I recently
shared an article discussing the fact that the workers’ compensation system is not functioning as designed, with some key data points that show just how badly the industry is missing the mark when it comes to litigation. In a nutshell, workers’ comp was created to reduce the need for litigation, and yet it has become a highly litigious market. This translates to enormous, unnecessary costs for companies while not benefiting the injured worker.
Before we get into addressing the problem, we need to determine how it became a problem to begin with. Why do workers feel the need to hire a lawyer? I engaged in a little informal research on the matter. I found a number of common trends in the reasons attorneys say they were hired to represent injured workers:
1. Insurance company denied claims.
2. Insurance company denied a treatment.
3. Injured worker was afraid he/she wasn’t going to get needs met (mostly referencing necessary care or financial impact).
4. Injured worker was afraid he/she would lose a job.
5. Injured worker wasn’t sure how to get what he/she needed.
6. Friend/coworker told the worker that he/she needed to get an attorney after being injured.
7. Lack of communication from carrier/employer/TPA.
8. Overbearing communication from carrier/employer/TPA.
The first two seem obvious. People rarely like to be told no — that is a trait we all develop early in life and tend to keep over the years. Beyond denials of claims when a case is righteous and defensible, there will be battles to be fought over compensability and reasonable, necessary care.
See also: The State of Workers’ Compensation
The next three all have the common thread of fear. Reducing fear and anxiety should be a central goal of claims operations and employers. Effective communication is essential to eliminating these issues.
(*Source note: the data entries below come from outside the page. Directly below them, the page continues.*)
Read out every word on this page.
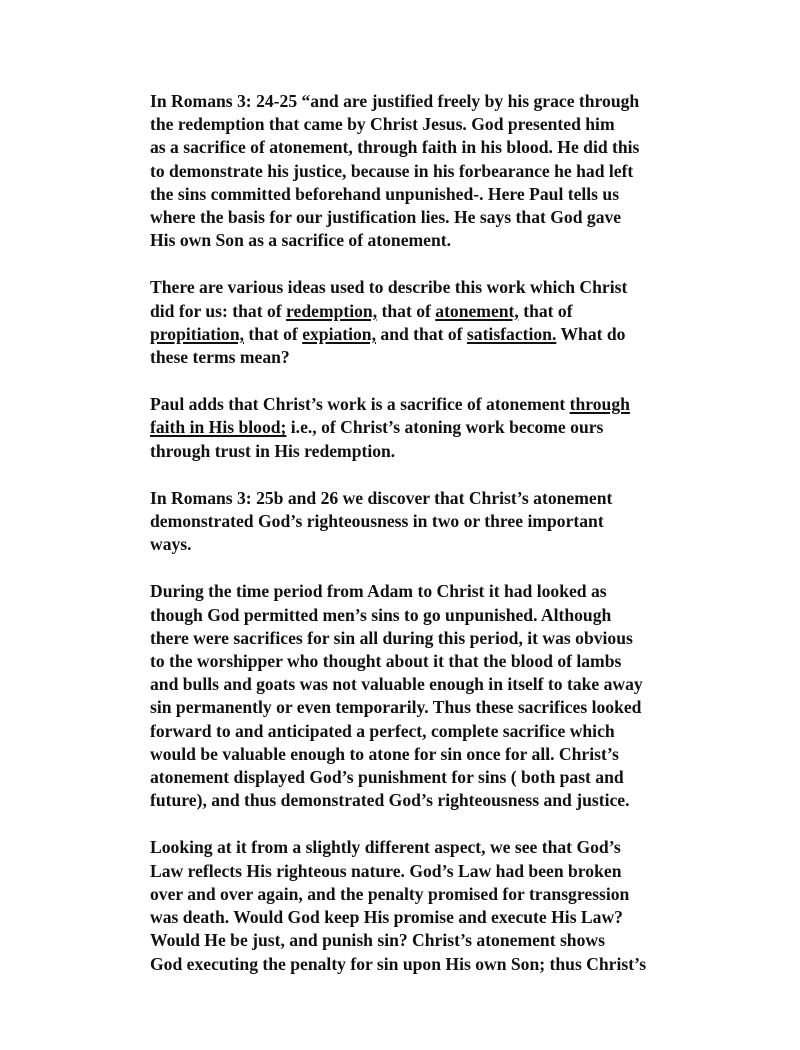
In Romans 3: 24-25 “and are justified freely by his grace through
the redemption that came by Christ Jesus. God presented him
as a sacrifice of atonement, through faith in his blood. He did this
to demonstrate his justice, because in his forbearance he had left
the sins committed beforehand unpunished-. Here Paul tells us
where the basis for our justification lies. He says that God gave
His own Son as a sacrifice of atonement.

There are various ideas used to describe this work which Christ
did for us: that of redemption, that of atonement, that of
propitiation, that of expiation, and that of satisfaction. What do
these terms mean?

Paul adds that Christ’s work is a sacrifice of atonement through
faith in His blood; i.e., of Christ’s atoning work become ours
through trust in His redemption.

In Romans 3: 25b and 26 we discover that Christ’s atonement
demonstrated God’s righteousness in two or three important
ways.

During the time period from Adam to Christ it had looked as
though God permitted men’s sins to go unpunished. Although
there were sacrifices for sin all during this period, it was obvious
to the worshipper who thought about it that the blood of lambs
and bulls and goats was not valuable enough in itself to take away
sin permanently or even temporarily. Thus these sacrifices looked
forward to and anticipated a perfect, complete sacrifice which
would be valuable enough to atone for sin once for all. Christ’s
atonement displayed God’s punishment for sins ( both past and
future), and thus demonstrated God’s righteousness and justice.

Looking at it from a slightly different aspect, we see that God’s
Law reflects His righteous nature. God’s Law had been broken
over and over again, and the penalty promised for transgression
was death. Would God keep His promise and execute His Law?
Would He be just, and punish sin? Christ’s atonement shows
God executing the penalty for sin upon His own Son; thus Christ’s
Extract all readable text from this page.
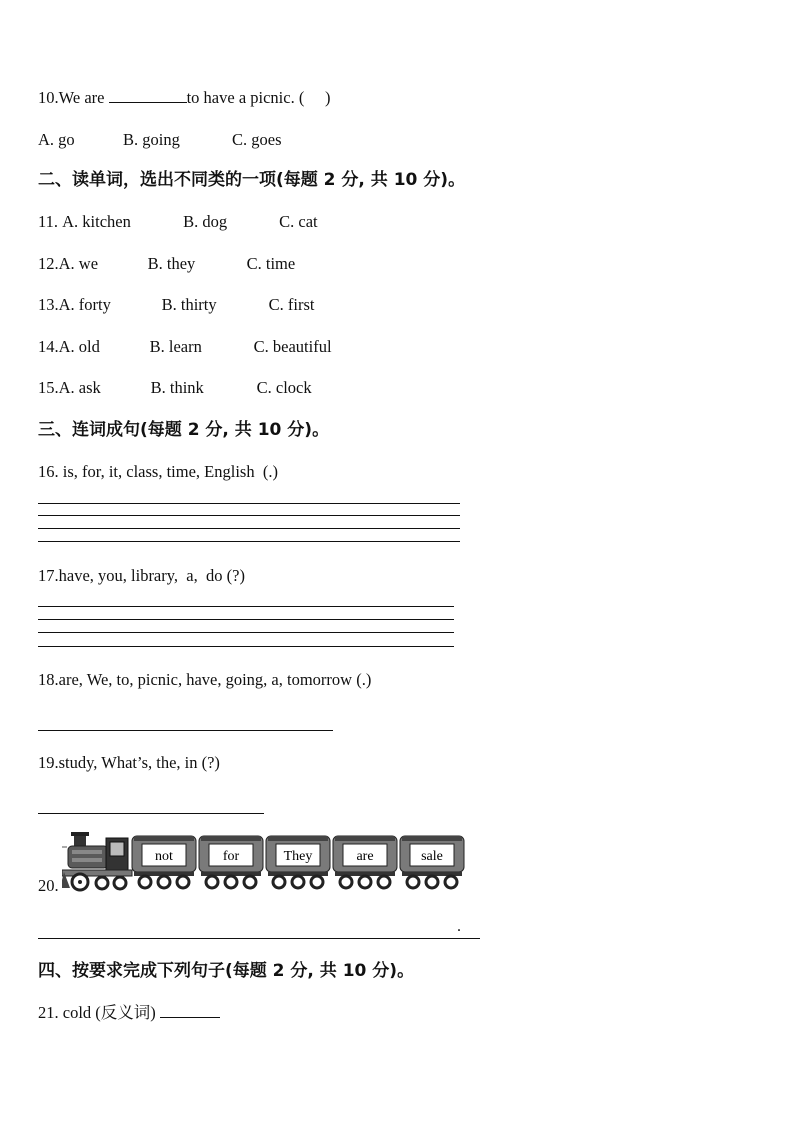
10.We are	to have a picnic. (     )
A. go	B. going	C. goes
二、读单词，选出不同类的一项(每题 2 分, 共 10 分)。
11. A. kitchen	B. dog	C. cat
12.A. we	B. they	C. time
13.A. forty	B. thirty	C. first
14.A. old	B. learn	C. beautiful
15.A. ask	B. think	C. clock
三、连词成句(每题 2 分, 共 10 分)。
16. is, for, it, class, time, English  (.)
17.have, you, library,  a,  do (?)
18.are, We, to, picnic, have, going, a, tomorrow (.)
19.study, What’s, the, in (?)
20.
not	for	They	are	sale
.
四、按要求完成下列句子(每题 2 分, 共 10 分)。
21. cold (反义词)
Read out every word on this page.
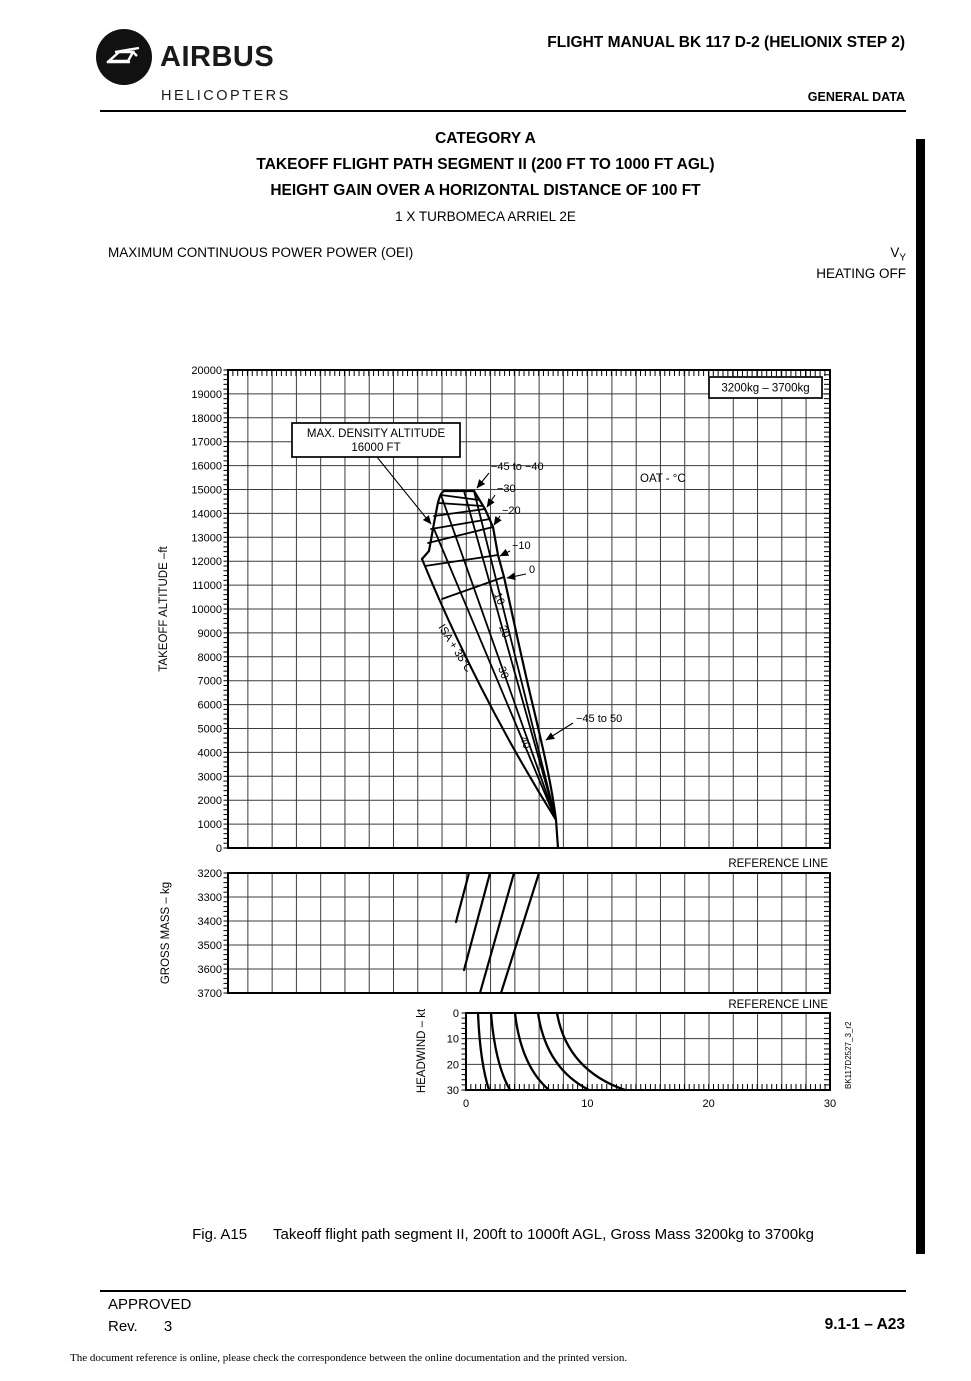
AIRBUS
HELICOPTERS
FLIGHT MANUAL BK 117 D-2 (HELIONIX STEP 2)
GENERAL DATA
CATEGORY A
TAKEOFF FLIGHT PATH SEGMENT II (200 FT TO 1000 FT AGL)
HEIGHT GAIN OVER A HORIZONTAL DISTANCE OF 100 FT
1 X TURBOMECA ARRIEL 2E
MAXIMUM CONTINUOUS POWER POWER (OEI)	$V_Y$
HEATING OFF
20000
19000
18000
17000
16000
15000
14000
13000
12000
11000
10000
9000
8000
7000
6000
5000
4000
3000
2000
1000
0
3200
3300
3400
3500
3600
3700
0
10
20
30
0	10	20	30
MAX. DENSITY ALTITUDE
16000 FT
3200kg – 3700kg
REFERENCE LINE
REFERENCE LINE
OAT - °C
−45 to −40
−30
−20
−10
0
−45 to 50
10
20
30
40
ISA + 35°C
TAKEOFF ALTITUDE –ft
GROSS MASS – kg
HEADWIND – kt	BK117D2527_3_r2
Fig. A15 Takeoff flight path segment II, 200ft to 1000ft AGL, Gross Mass 3200kg to 3700kg
APPROVED
Rev. 3	9.1-1 – A23
The document reference is online, please check the correspondence between the online documentation and the printed version.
Reason #6 can best be mitigated by addressing the other reasons better and improving the overall brand of our industry.
That brings us to the last two. One says not enough hand-holding, and the other says excessive hand-holding. Although these seem contradictory, they are essentially the same thing; we aren’t engaging the individual how the person wants to be engaged. For example, as a former marine and athlete, I have had my share of injuries and know how to manage my care and recovery. Just stay out of my way, and I will be back on my feet faster than my doctor could predict. But, another person with a different life experience would be just the opposite. I don’t want you to call me all the time, but if you don’t reach out to the other person (and often) you have a problem. The combination of these points shows that a one-size-fits-all approach to engaging claimants can cause (expensive) problems.
We Need to Make Changes
I’d make the case that state legislatures need to be engaged; we were promised protection from litigation and ended up with a system that facilitates it instead. Unfortunately, there is not a quick fix, and we need to address the aspects within our control to stop the bleeding where we can.
Attorneys are not within our control, although we may wish they were. I don’t begrudge the attorneys — they are doing their job, and everyone has a right to do their jobs to the best of their abilities. But we are making their job easier by making simple and addressable mistakes.
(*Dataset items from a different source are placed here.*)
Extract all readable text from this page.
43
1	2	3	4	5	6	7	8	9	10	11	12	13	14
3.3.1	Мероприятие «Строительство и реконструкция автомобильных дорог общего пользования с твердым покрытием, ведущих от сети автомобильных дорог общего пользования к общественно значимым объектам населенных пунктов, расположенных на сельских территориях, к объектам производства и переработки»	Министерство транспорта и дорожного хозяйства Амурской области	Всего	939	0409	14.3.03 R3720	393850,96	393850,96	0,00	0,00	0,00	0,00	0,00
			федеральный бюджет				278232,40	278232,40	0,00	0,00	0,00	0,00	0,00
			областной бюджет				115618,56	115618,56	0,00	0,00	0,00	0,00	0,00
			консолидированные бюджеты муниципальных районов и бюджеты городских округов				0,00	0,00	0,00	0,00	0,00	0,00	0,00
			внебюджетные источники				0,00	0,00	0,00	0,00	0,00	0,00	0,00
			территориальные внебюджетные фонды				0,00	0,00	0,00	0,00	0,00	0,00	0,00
Inserting lawyers into the claims process translates to thousands of dollars in unnecessary costs. We should know (or at least honestly believe) that injured workers don’t want to go the legal route unless they feel they have no other options. So now, what can we do about it? I would suggest we need to take action in three areas.
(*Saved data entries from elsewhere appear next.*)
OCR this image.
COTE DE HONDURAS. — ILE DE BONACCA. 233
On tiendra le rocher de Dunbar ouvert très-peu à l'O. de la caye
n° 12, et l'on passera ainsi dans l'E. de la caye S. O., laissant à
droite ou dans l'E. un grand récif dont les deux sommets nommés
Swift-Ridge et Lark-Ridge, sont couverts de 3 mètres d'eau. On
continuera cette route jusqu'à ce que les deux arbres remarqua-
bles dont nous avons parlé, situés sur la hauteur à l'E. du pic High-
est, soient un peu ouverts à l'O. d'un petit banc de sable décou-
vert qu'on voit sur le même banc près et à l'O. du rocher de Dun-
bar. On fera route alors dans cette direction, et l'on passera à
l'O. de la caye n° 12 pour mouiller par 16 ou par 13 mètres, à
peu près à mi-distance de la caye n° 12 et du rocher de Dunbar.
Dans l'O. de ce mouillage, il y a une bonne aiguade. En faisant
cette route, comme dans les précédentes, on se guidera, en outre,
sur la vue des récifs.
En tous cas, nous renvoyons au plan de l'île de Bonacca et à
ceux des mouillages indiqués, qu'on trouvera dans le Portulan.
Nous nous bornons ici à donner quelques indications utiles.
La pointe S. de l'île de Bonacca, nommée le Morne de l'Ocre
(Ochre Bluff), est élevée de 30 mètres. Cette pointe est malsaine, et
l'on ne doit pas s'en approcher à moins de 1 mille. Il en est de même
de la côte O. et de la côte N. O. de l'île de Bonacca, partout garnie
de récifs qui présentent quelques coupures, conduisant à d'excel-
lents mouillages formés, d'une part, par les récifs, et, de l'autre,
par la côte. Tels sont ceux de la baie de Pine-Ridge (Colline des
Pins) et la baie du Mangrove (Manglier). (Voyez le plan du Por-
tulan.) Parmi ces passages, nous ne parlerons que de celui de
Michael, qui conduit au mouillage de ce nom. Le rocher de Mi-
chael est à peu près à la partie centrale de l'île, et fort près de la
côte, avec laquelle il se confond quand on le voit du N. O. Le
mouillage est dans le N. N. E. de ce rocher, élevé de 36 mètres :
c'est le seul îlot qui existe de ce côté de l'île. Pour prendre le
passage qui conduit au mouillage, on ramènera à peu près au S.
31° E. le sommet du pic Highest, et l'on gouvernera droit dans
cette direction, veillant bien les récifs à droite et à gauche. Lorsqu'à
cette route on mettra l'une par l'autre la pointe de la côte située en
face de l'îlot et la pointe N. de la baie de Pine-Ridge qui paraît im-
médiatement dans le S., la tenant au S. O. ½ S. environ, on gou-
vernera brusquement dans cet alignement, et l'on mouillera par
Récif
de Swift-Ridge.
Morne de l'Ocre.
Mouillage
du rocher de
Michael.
First, take steps to reduce the perceived need for litigation. This should include leveraging new capabilities in artificial intelligence (AI) that can assess risk of litigation as well as provide new insights into claimant sentiment. Using these types of signals to drive the way you engage injured workers will allow you to focus extra communication, hand-holding and empathy on the claims that need it without adding excessive claims handling costs to all your claims or “over communicating” when too much communication is bad.
Second, when the fight does occur, use intelligent processes for picking the right attorney. AI and business intelligence solutions can help identify not only the attorneys with the best overall results but also which is the right attorney for this instance. Benchmark your panel of attorneys in the same manner an outcomes-based network benchmarks physician performance as a first step, and then develop the nuanced approach to claimant-matching over time.
Third, develop more sophisticated “fight-or-flight” signals using predictive analytics so that you know what the likely costs/outcomes are if you cooperate, settle or draw a hard litigation line when the fight starts. Excessive litigation occurs when it’s easy and profitable to litigate, so the harder and less profitable we make it the fewer “excessive” cases we will see over time.
In summary, I refuse to believe injured workers are typically looking to score big with a vicious lawsuit directed at their employer or claims company. I am not saying it doesn’t happen, just that there is no way that that is the behavior driving the costs and the bad outcomes, and it certainly is not that common in research to date. Most people just want to be treated fairly and get better.
See also: Workers’ Comp: the Best of Both Worlds
While I am not the first person to make this case, what is new are the technology options that unlock the capabilities to make a change. Most AI and machine learning models are still early in their sophistication and application, but the tools do exist to make more informed decisions and drive processes and engagements that can change the game. But first, we need to devote our resolve to tackle this issue head-on; we need to make the commitment to integrate and experiment with new approaches to how we address the underlying causes that are 100% within our control.